Lessons from failure to coordinate a global response to better face Covid-19: Panel

The coronavirus pandemic has shown that no country can protect itself without cooperating with others, said panellists at a Temasek Foundation forum on Jan 20, 2021. PHOTO: AFP

SINGAPORE - While the world has done well in sharing scientific information to turn the tide against the Covid-19 pandemic, its efforts at coordinating a global response was disappointing, said panellists at a regional forum.

They urged countries to draw lessons from the failure to work effectively together so that they can better face future crises and mitigate the potential economic and social disruptions.

Speaking on Wednesday (Jan 20) at a forum organised by the Temasek Foundation, the four panellists weighed in on how the coronavirus pandemic has shown that no country can protect itself without cooperating with others.

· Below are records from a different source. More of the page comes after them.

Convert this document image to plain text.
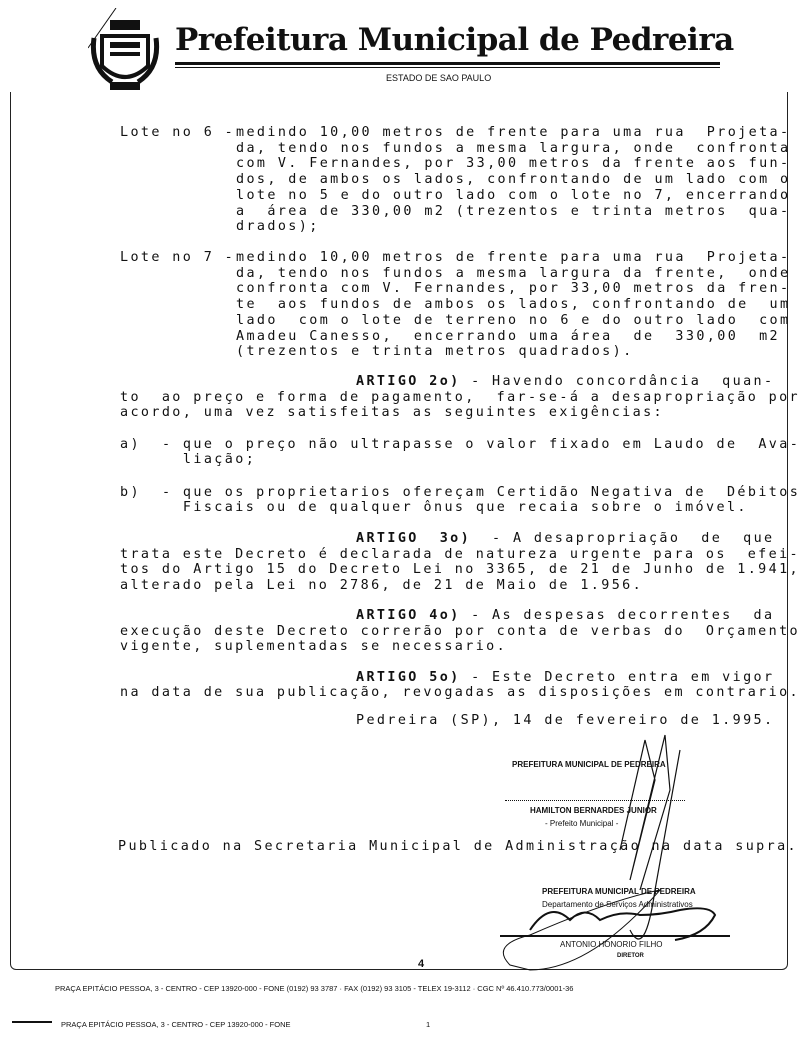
Prefeitura Municipal de Pedreira
ESTADO DE SAO PAULO
Lote no 6 - medindo 10,00 metros de frente para uma rua  Projeta-
da, tendo nos fundos a mesma largura, onde  confronta
com V. Fernandes, por 33,00 metros da frente aos fun-
dos, de ambos os lados, confrontando de um lado com o
lote no 5 e do outro lado com o lote no 7, encerrando
a  área de 330,00 m2 (trezentos e trinta metros  qua-
drados);
Lote no 7 - medindo 10,00 metros de frente para uma rua  Projeta-
da, tendo nos fundos a mesma largura da frente,  onde
confronta com V. Fernandes, por 33,00 metros da fren-
te  aos fundos de ambos os lados, confrontando de  um
lado  com o lote de terreno no 6 e do outro lado  com
Amadeu Canesso,  encerrando uma área  de  330,00  m2
(trezentos e trinta metros quadrados).
ARTIGO 2o) - Havendo concordância  quan-
to  ao preço e forma de pagamento,  far-se-á a desapropriação por
acordo, uma vez satisfeitas as seguintes exigências:
a) - que o preço não ultrapasse o valor fixado em Laudo de  Ava-
liação;
b) - que os proprietarios ofereçam Certidão Negativa de  Débitos
Fiscais ou de qualquer ônus que recaia sobre o imóvel.
ARTIGO  3o)  - A desapropriação  de  que
trata este Decreto é declarada de natureza urgente para os  efei-
tos do Artigo 15 do Decreto Lei no 3365, de 21 de Junho de 1.941,
alterado pela Lei no 2786, de 21 de Maio de 1.956.
ARTIGO 4o) - As despesas decorrentes  da
execução deste Decreto correrão por conta de verbas do  Orçamento
vigente, suplementadas se necessario.
ARTIGO 5o) - Este Decreto entra em vigor
na data de sua publicação, revogadas as disposições em contrario.
Pedreira (SP), 14 de fevereiro de 1.995.
PREFEITURA MUNICIPAL DE PEDREIRA
HAMILTON BERNARDES JUNIOR
- Prefeito Municipal -
Publicado na Secretaria Municipal de Administração na data supra.
PREFEITURA MUNICIPAL DE PEDREIRA
Departamento de Serviços Administrativos
ANTONIO HONORIO FILHO
DIRETOR
4
PRAÇA EPITÁCIO PESSOA, 3 - CENTRO - CEP 13920-000 - FONE (0192) 93 3787 · FAX (0192) 93 3105 - TELEX 19-3112 · CGC Nº 46.410.773/0001-36
PRAÇA EPITÁCIO PESSOA, 3 - CENTRO - CEP 13920-000 - FONE	1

Dr Sebastian Maurer-Stroh, executive director of the Bioinformatics Institute at A*Star Singapore, held up how countries around the world were forthcoming about genome sequences of Covid-19.

The Global Initiative on Sharing all Influenza Data (Gisaid), a platform which promotes the international sharing of all influenza virus sequences, has received more than 380,000 genome sequences of the coronavirus from 145 countries.

Dr Maurer-Stroh said this has helped to expedite contact tracing and paved the way for effective deployment of containment measures as well as vaccine development.

While acknowledging that the collaboration on the science front was good, Singapore's chief health scientist Professor Tan Chorh Chuan said that there was a "general failure" in coordinating a global response to the pandemic.

Had countries worked together well to prevent transmission and stop the disease from spreading across borders from the start, the coronavirus could have just been a regional outbreak, he argued.

"But because everybody else didn't do that when the regions that were first affected recovered, other people started getting outbreaks. And then you had a globally desynchronised outbreak…. which is extremely hard to contain," said Prof Tan, who is also the executive director for the office for healthcare transformation at the Ministry of Health.

His views concurred with a damning report released by the World Health Organisation (WHO) on Monday which laid bare a year-long cascade of failures by governments and health organisations worldwide in responding to the coronavirus.

The interim report, an early blueprint for reform, highlights the faulty assumptions, ineffective planning, sluggish responses and missteps that helped fuel a pandemic that has killed more than two million around the world.

At the forum, which is part of the Temasek Shophouse Conversations series, all the panellists agreed that multilateralism is key to managing wide-scale public health crises, and urged for countries to remain committed to working together.

Dr Jemilah Mahmood, a special adviser to Malaysia's Prime Minister on public health, also lamented that multilateral cooperation for Covid-19 was a "huge disappointment", especially given how the pandemics were inevitable.

She called for the international system, especially the WHO, to be depoliticised, stressing that the best authority should drive the international response to face such challenges.

Dr Jemilah also suggested that Asean form its own health authority that could guide the response of member states to pandemics like Covid-19.

"(Such a body could) help us look at low-cost solutions for the region, and also look at pooling our resources and ideas around innovation," she said.

Supporting a regional approach to better prepare for future health crises, Indonesian ambassador to Singapore Suryo Pratomo noted that Asean had recently launched the Asean Centre for Public Health Emergencies and Emerging Diseases, which seeks to strengthen the functions of national health agencies to prevent the spread of disease in the region.

Some of the panellists also highlighted the importance of educating people to change their behaviour to overcome pandemics. Ambassador Suryo, a former editor for the major Indonesian newspaper Kompas, said the media could play this role, while Prof Tan noted that disinformation has complicated the societal response to Covid-19.

Added Dr Jemilah: "The reality check is that it's very, very much community based. The virus starts and the disease starts in the communities, the solutions must also come from communities.

"And where pandemics have been managed well… is where communities themselves participate, because behavioural change is the key to ending pandemics. And this is something we have to learn a lot about."